因為知青下鄉插隊在何家村還是頭一回,而且這些還都是城裡的學生,村裡人新鮮的不得了,何成文帶著媳婦兒閨女回家一趟,隻待了一天,就聽了一兜子關於知青的事情回來,上回過來喬家送魚的時候,聊天順口就把這些事情跟姑姑姑父說了。
何英英聽完這事,其實也沒怎麼驚訝,他們筒子樓裡有四五戶人家的孩子已經在半個月前下鄉走了,當時還是大卡車接走的,就算去再遠的地方,半個月也肯定是能到了,所以何家村那邊到了第一批知青,也挺正常的,她估摸著後麵估計還會再來,畢竟她感覺上山下鄉這事兒一時半會兒也結束不了,就連他們街道這邊都已經在做第二批下鄉人員的登記了。

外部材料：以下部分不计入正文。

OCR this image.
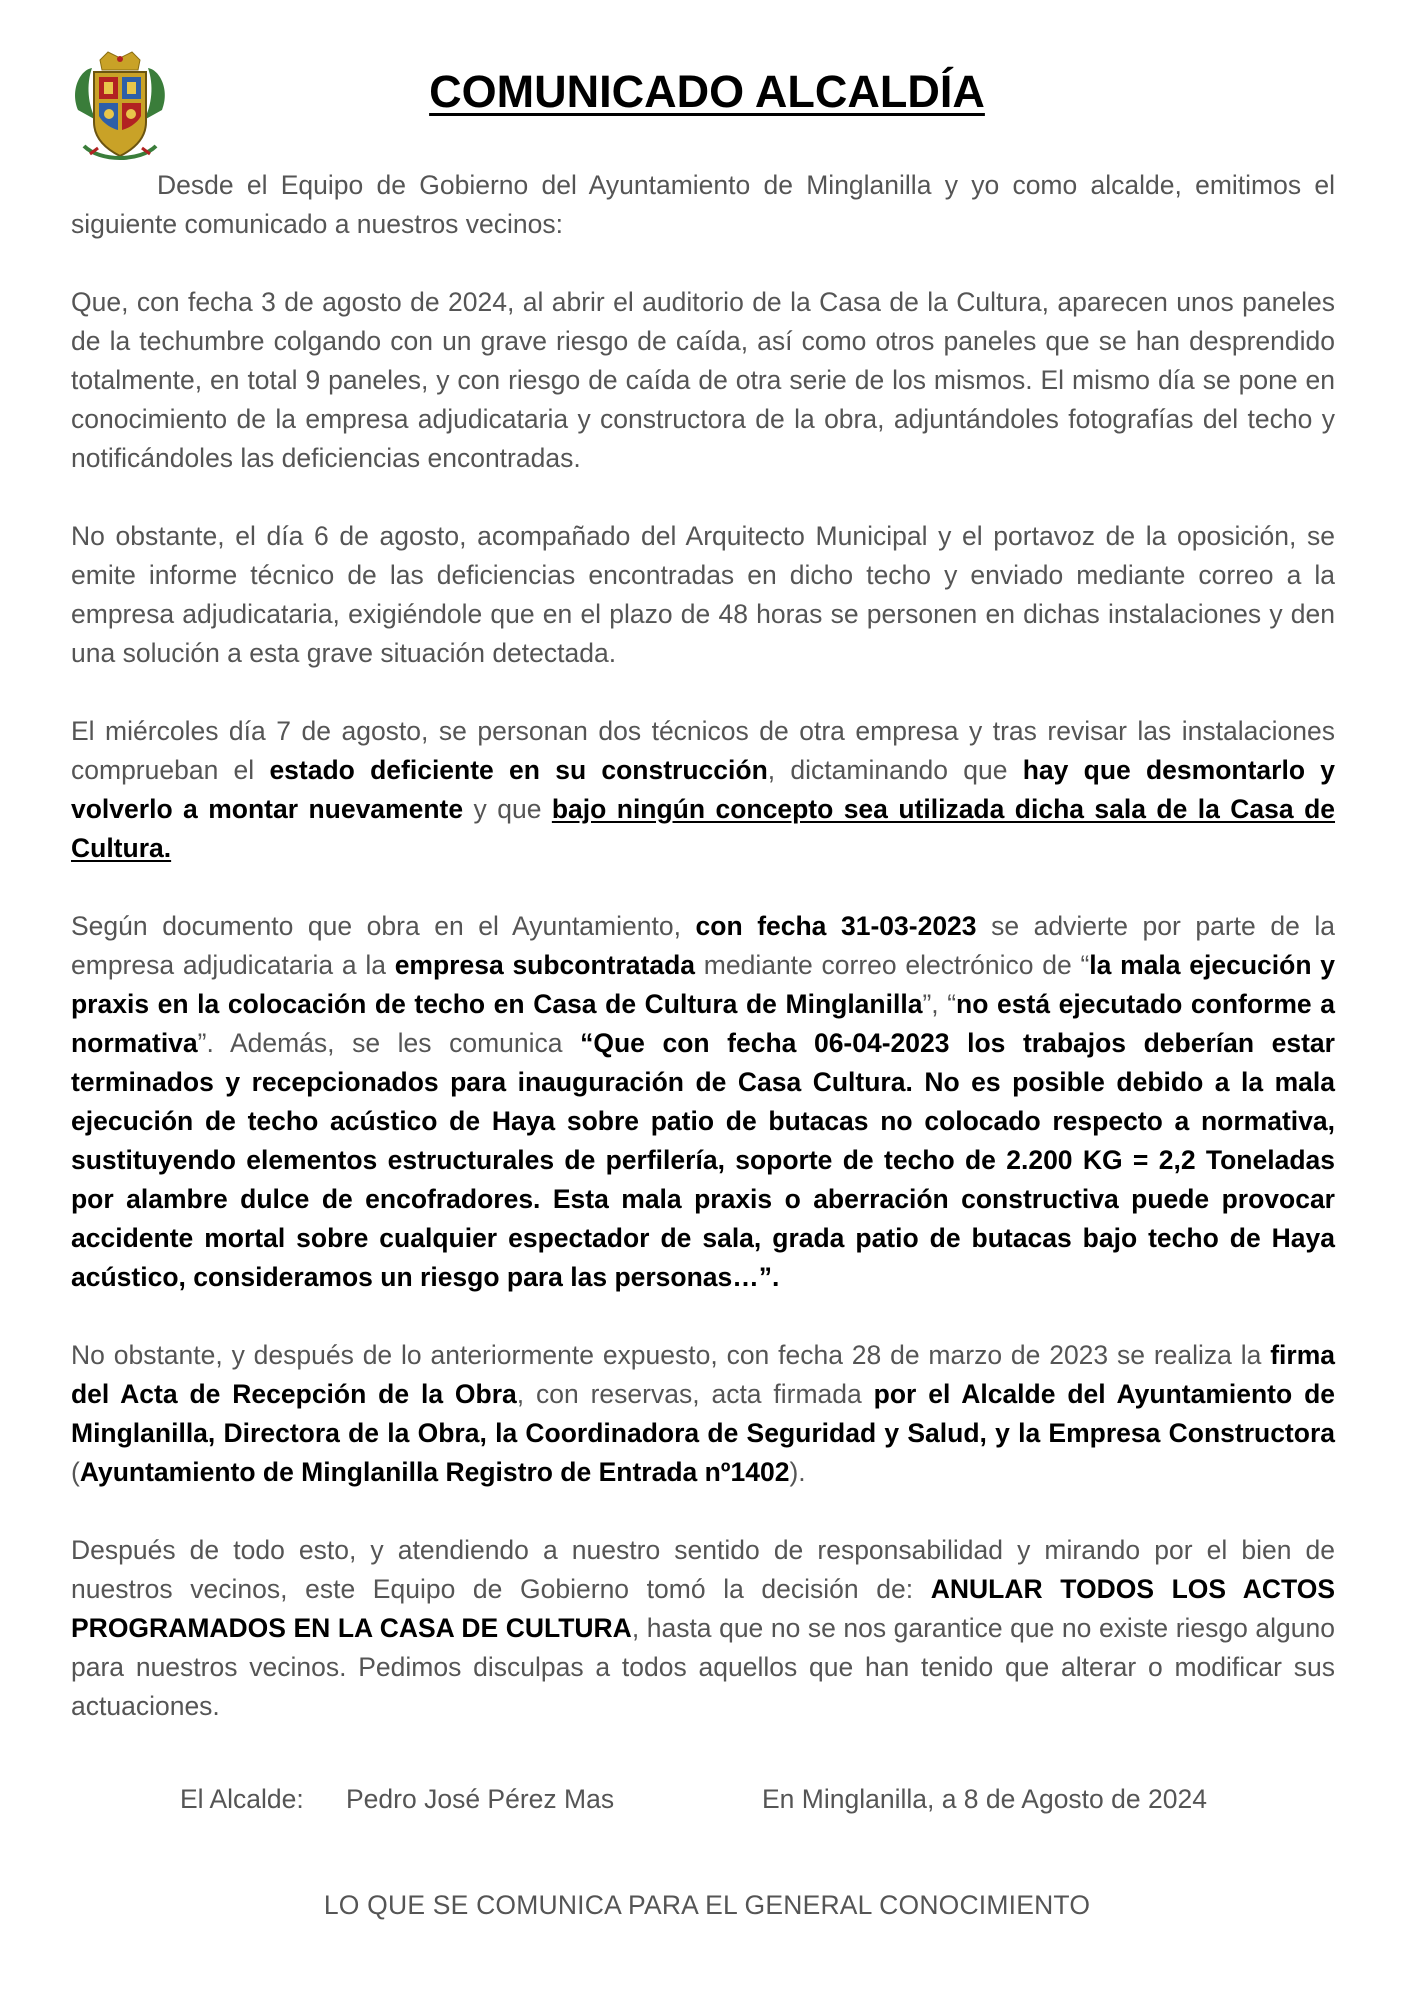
COMUNICADO ALCALDÍA

Desde el Equipo de Gobierno del Ayuntamiento de Minglanilla y yo como alcalde, emitimos el siguiente comunicado a nuestros vecinos:

Que, con fecha 3 de agosto de 2024, al abrir el auditorio de la Casa de la Cultura, aparecen unos paneles de la techumbre colgando con un grave riesgo de caída, así como otros paneles que se han desprendido totalmente, en total 9 paneles, y con riesgo de caída de otra serie de los mismos. El mismo día se pone en conocimiento de la empresa adjudicataria y constructora de la obra, adjuntándoles fotografías del techo y notificándoles las deficiencias encontradas.

No obstante, el día 6 de agosto, acompañado del Arquitecto Municipal y el portavoz de la oposición, se emite informe técnico de las deficiencias encontradas en dicho techo y enviado mediante correo a la empresa adjudicataria, exigiéndole que en el plazo de 48 horas se personen en dichas instalaciones y den una solución a esta grave situación detectada.

El miércoles día 7 de agosto, se personan dos técnicos de otra empresa y tras revisar las instalaciones comprueban el estado deficiente en su construcción, dictaminando que hay que desmontarlo y volverlo a montar nuevamente y que bajo ningún concepto sea utilizada dicha sala de la Casa de Cultura.

Según documento que obra en el Ayuntamiento, con fecha 31-03-2023 se advierte por parte de la empresa adjudicataria a la empresa subcontratada mediante correo electrónico de “la mala ejecución y praxis en la colocación de techo en Casa de Cultura de Minglanilla”, “no está ejecutado conforme a normativa”. Además, se les comunica “Que con fecha 06-04-2023 los trabajos deberían estar terminados y recepcionados para inauguración de Casa Cultura. No es posible debido a la mala ejecución de techo acústico de Haya sobre patio de butacas no colocado respecto a normativa, sustituyendo elementos estructurales de perfilería, soporte de techo de 2.200 KG = 2,2 Toneladas por alambre dulce de encofradores. Esta mala praxis o aberración constructiva puede provocar accidente mortal sobre cualquier espectador de sala, grada patio de butacas bajo techo de Haya acústico, consideramos un riesgo para las personas…”.

No obstante, y después de lo anteriormente expuesto, con fecha 28 de marzo de 2023 se realiza la firma del Acta de Recepción de la Obra, con reservas, acta firmada por el Alcalde del Ayuntamiento de Minglanilla, Directora de la Obra, la Coordinadora de Seguridad y Salud, y la Empresa Constructora (Ayuntamiento de Minglanilla Registro de Entrada nº1402).

Después de todo esto, y atendiendo a nuestro sentido de responsabilidad y mirando por el bien de nuestros vecinos, este Equipo de Gobierno tomó la decisión de: ANULAR TODOS LOS ACTOS PROGRAMADOS EN LA CASA DE CULTURA, hasta que no se nos garantice que no existe riesgo alguno para nuestros vecinos. Pedimos disculpas a todos aquellos que han tenido que alterar o modificar sus actuaciones.

El Alcalde: Pedro José Pérez Mas	En Minglanilla, a 8 de Agosto de 2024
LO QUE SE COMUNICA PARA EL GENERAL CONOCIMIENTO
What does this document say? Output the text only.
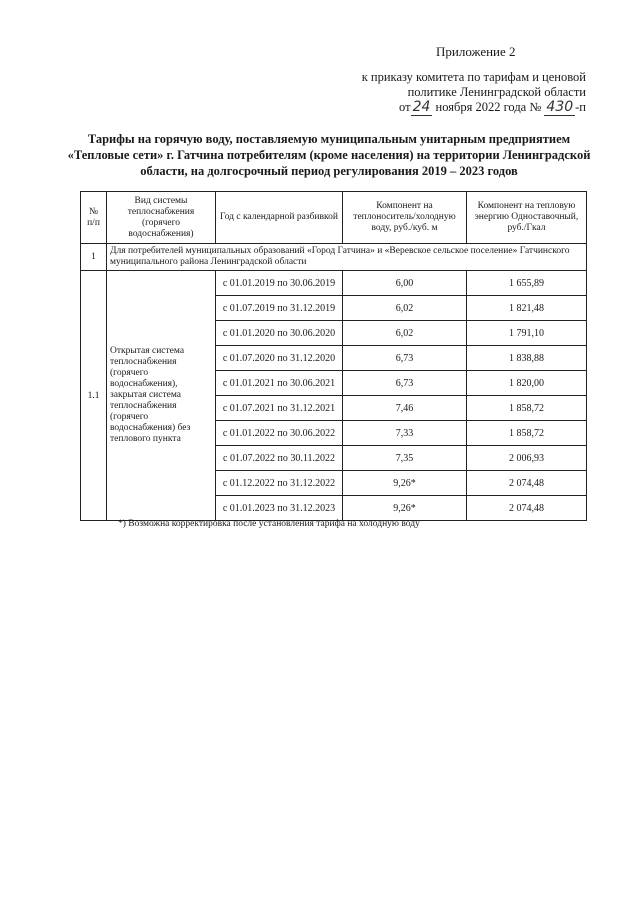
Приложение 2
к приказу комитета по тарифам и ценовой
политике Ленинградской области
от 24 ноября 2022 года № 430 -п
Тарифы на горячую воду, поставляемую муниципальным унитарным предприятием «Тепловые сети» г. Гатчина потребителям (кроме населения) на территории Ленинградской области, на долгосрочный период регулирования 2019 – 2023 годов
№ п/п	Вид системы теплоснабжения (горячего водоснабжения)	Год с календарной разбивкой	Компонент на теплоноситель/холодную воду, руб./куб. м	Компонент на тепловую энергию Одноставочный, руб./Гкал
1	Для потребителей муниципальных образований «Город Гатчина» и «Веревское сельское поселение» Гатчинского муниципального района Ленинградской области			
1.1	Открытая система теплоснабжения (горячего водоснабжения), закрытая система теплоснабжения (горячего водоснабжения) без теплового пункта	с 01.01.2019 по 30.06.2019	6,00	1 655,89
		с 01.07.2019 по 31.12.2019	6,02	1 821,48
		с 01.01.2020 по 30.06.2020	6,02	1 791,10
		с 01.07.2020 по 31.12.2020	6,73	1 838,88
		с 01.01.2021 по 30.06.2021	6,73	1 820,00
		с 01.07.2021 по 31.12.2021	7,46	1 858,72
		с 01.01.2022 по 30.06.2022	7,33	1 858,72
		с 01.07.2022 по 30.11.2022	7,35	2 006,93
		с 01.12.2022 по 31.12.2022	9,26*	2 074,48
		с 01.01.2023 по 31.12.2023	9,26*	2 074,48
*) Возможна корректировка после установления тарифа на холодную воду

第二天,沈以南淩晨四五點的時候就去了紅星公社那邊,他從他爸那裡知道了那幾位爺爺下放的村子在哪,再加上他爸也早就去過,還給他畫了一個簡陋的地圖,跟著地圖上麵的路線走,沈以南並不覺得自己會迷路,好歹之前和幾個堂兄弟也是被大伯,二伯扔到部隊裡跟著訓練過好幾個寒暑假的,最基本的偵查認路,他還是沒問題的。
到了那邊天已經有快要亮的趨勢,沈以南也就隻能趕緊把那些東西都交到幾位老人家手裡,然後把爺爺要他帶的話也都仔仔細細地交代了一遍,然後才放心離開。
接下來他還準備去何家村那邊看看,反正都大老遠跑過來了,就這麼回去也沒有事情做,倒還不如提前去看看以後插隊的地方。
鄉下每天上工的時間很早,五點就已經吹哨了,乾兩個小時才會回家吃飯,沈以南他到何家村的時候,正好趕上了生產隊的社員去上工,路上的人實在不少。
對於何家村的人來說,沈以南絕對算得上是生麵孔,而且一看穿著,就不像是鄉下人,絕對是城裡來的。村裡那些才來一個多月的知青,倒是也有人跟沈以南這個陌生麵孔穿著打扮差不多,但是大家也不會把沈以南當成知青,村裡那二十多個知青,早就被認熟了,走在路上,大家連那些知青的名字都能叫得出來,這會兒是絕對不會誤認的。
因為這個年代不管到哪裡都要有介紹信,見了陌生麵孔,基本上都會上去問詢,查戶口更是基操。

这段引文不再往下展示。